Un film de Kenneth Branagh. Avec Chris Pine, Keira Knightley, Kevin Costner. En salles dès le 29 janvier 2014.
Kenneth Branagh laisse au placard ses marottes shakespeariennes pour s’attaquer au plus célèbre analyste de la CIA dans un reboot honnête mais perfectible.
Note : 3/5
Crée par le romancier Tom Clancy en 1986, le personnage de Jack Ryan est apparu la première fois au cinéma sous les traits d’Alec Baldwin dans A la poursuite d’Octobre Rouge avant d’adopter le flegme d’Harrison Ford dans Jeux de Guerre et Danger immédiat. Il faudra attendre 2002 pour que le célèbre analyste ait droit à un petit coup de polish avec La Somme de toutes les peurs où il prend l’apparence de Ben Affleck. Après 12 ans de silence radio cinématographique, Jack Ryan qui, entre temps, n’aura pas chômé en librairies (il apparaît dans pas moins de 13 ouvrages depuis sa création en 1986) on remet les compteurs à zéro. Arborant le regard bleu azur de Chris Pine, ce Jack Ryan 2.0 reste le boy scout droit dans ses bottes que nous avons toujours connu à la différence près qu’il n’a plus la même assurance et maturité.

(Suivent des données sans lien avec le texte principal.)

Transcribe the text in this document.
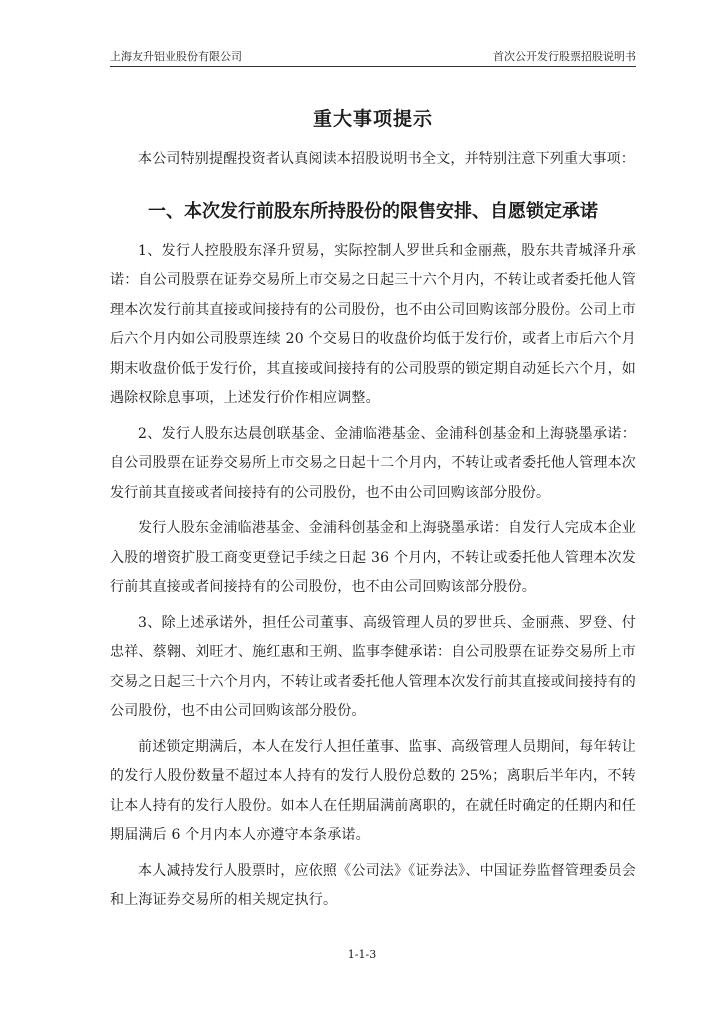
上海友升铝业股份有限公司	首次公开发行股票招股说明书
重大事项提示

本公司特别提醒投资者认真阅读本招股说明书全文，并特别注意下列重大事项：

一、本次发行前股东所持股份的限售安排、自愿锁定承诺

1、发行人控股股东泽升贸易，实际控制人罗世兵和金丽燕，股东共青城泽升承诺：自公司股票在证券交易所上市交易之日起三十六个月内，不转让或者委托他人管理本次发行前其直接或间接持有的公司股份，也不由公司回购该部分股份。公司上市后六个月内如公司股票连续 20 个交易日的收盘价均低于发行价，或者上市后六个月期末收盘价低于发行价，其直接或间接持有的公司股票的锁定期自动延长六个月，如遇除权除息事项，上述发行价作相应调整。

2、发行人股东达晨创联基金、金浦临港基金、金浦科创基金和上海骁墨承诺：自公司股票在证券交易所上市交易之日起十二个月内，不转让或者委托他人管理本次发行前其直接或者间接持有的公司股份，也不由公司回购该部分股份。

发行人股东金浦临港基金、金浦科创基金和上海骁墨承诺：自发行人完成本企业入股的增资扩股工商变更登记手续之日起 36 个月内，不转让或委托他人管理本次发行前其直接或者间接持有的公司股份，也不由公司回购该部分股份。

3、除上述承诺外，担任公司董事、高级管理人员的罗世兵、金丽燕、罗登、付忠祥、蔡翱、刘旺才、施红惠和王朔、监事李健承诺：自公司股票在证券交易所上市交易之日起三十六个月内，不转让或者委托他人管理本次发行前其直接或间接持有的公司股份，也不由公司回购该部分股份。

前述锁定期满后，本人在发行人担任董事、监事、高级管理人员期间，每年转让的发行人股份数量不超过本人持有的发行人股份总数的 25%；离职后半年内，不转让本人持有的发行人股份。如本人在任期届满前离职的，在就任时确定的任期内和任期届满后 6 个月内本人亦遵守本条承诺。

本人减持发行人股票时，应依照《公司法》《证券法》、中国证券监督管理委员会和上海证券交易所的相关规定执行。

1-1-3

Et pour cause puisque The Ryan Initiative joue la carte, o combien arrangeante, de l’origin story. Si la démarche consistant à faire de Jack Ryan un personnage contemporain au lieu – pourquoi pas – de faire apparaître son fils Jack Ryan Jr lui aussi héros d’une série de livres écrits par Tom Clancy, peut être sujet à caution, nos doutes sont rapidement balayé d’un revers de main par une intrigue plus intelligente qu’elle n’en a l’air. Dans The Ryan Initiative, le célèbre analyste doit contrecarrer les plans d’un oligarque russe bien décidé à faire vaciller l’économie américaine pour qu’elle entraine le monde dans sa chute. Une odieuse machination qui s’accompagne d’une autre encore plus terrifiante.

Un postulat assez simpliste, qui, sous son dehors ultra manichéen, cache un propos finalement pas si bête que ça. En convoquant à la fois les spectres de la crise financière et ceux de la Guerre Froide, les scénaristes David Koepp et Adam Cozad font de ce Ryan Initiative un film symptomatique de son époque où les informations défilent vitesse grand V et dans lequel les menaces, toujours aussi terrifiantes, prennent de nouveaux atours en phase avec les préoccupations actuelles. Et c’est toute l’intelligence d’un script qui érige ainsi la finance en nouveau géant aux pieds d’argile, sorte de cheval de Troie prêt à imploser. Désormais c’est sous la forme d’algorithmes que se présentent les nouvelles armes de destruction massive. Cette dichotomie fascinante entre menace actuelle (le monde de la finance) et passée (les méchants russes) donnent au film un cachet singulier. Malheureusement, passé une première partie efficace, The Ryan Initiative finit par tourner en rond et ne parvient pas à transformer complètement l’essai. Là où des séries comme 24 heures chrono ou encore Homeland avaient su habilement jouer de peurs très contemporaines en leur donnant une réelle ampleur, The Ryan Initiative se contente de rester l’œil vissé sur le petit bout de la lorgnette sans jamais mettre son fascinant propos en perspective. Un manque d’implication (d’ambition serait-on tenté de dire) qu’on serait tenté d’imputer à son réalisateur. Si Kenneth Branagh parvient à insuffler sa patte notamment à travers son personnage de méchant, à mi chemin entre le bad guy bondien et le Gordon Gekko de Wall Street, et une savoureuse scène de briefing conjugale, le cinéaste ne semble pas très à l’aise avec un genre qu’il aborde pour la 1ère fois en tant que metteur en scène. Techniquement, l’homme fait son boulot mais on le sent, une fois n’est pas coutume, davantage mu par les protagonistes que par leur inscription dans l’action. Louable en soi, encore aurait-il fallu qu’un juste dosage entre l’intime et le spectaculaire eut été trouvé. Symptomatique de cet état de fait, les traitements réservés à Kevin Costner et Keira Knightley injustement sous exploités. Plus audacieux, cet énième reboot aurait pu se révéler une réelle surprise, il faudra se contenter ici d’un film d’espionnage correct aux enjeux géopolitiques passionnants mais jamais exploités à fond.
Agréable à suivre, The Ryan Initiative est une tentative louable de revigorer le personnage phare de Tom Clancy.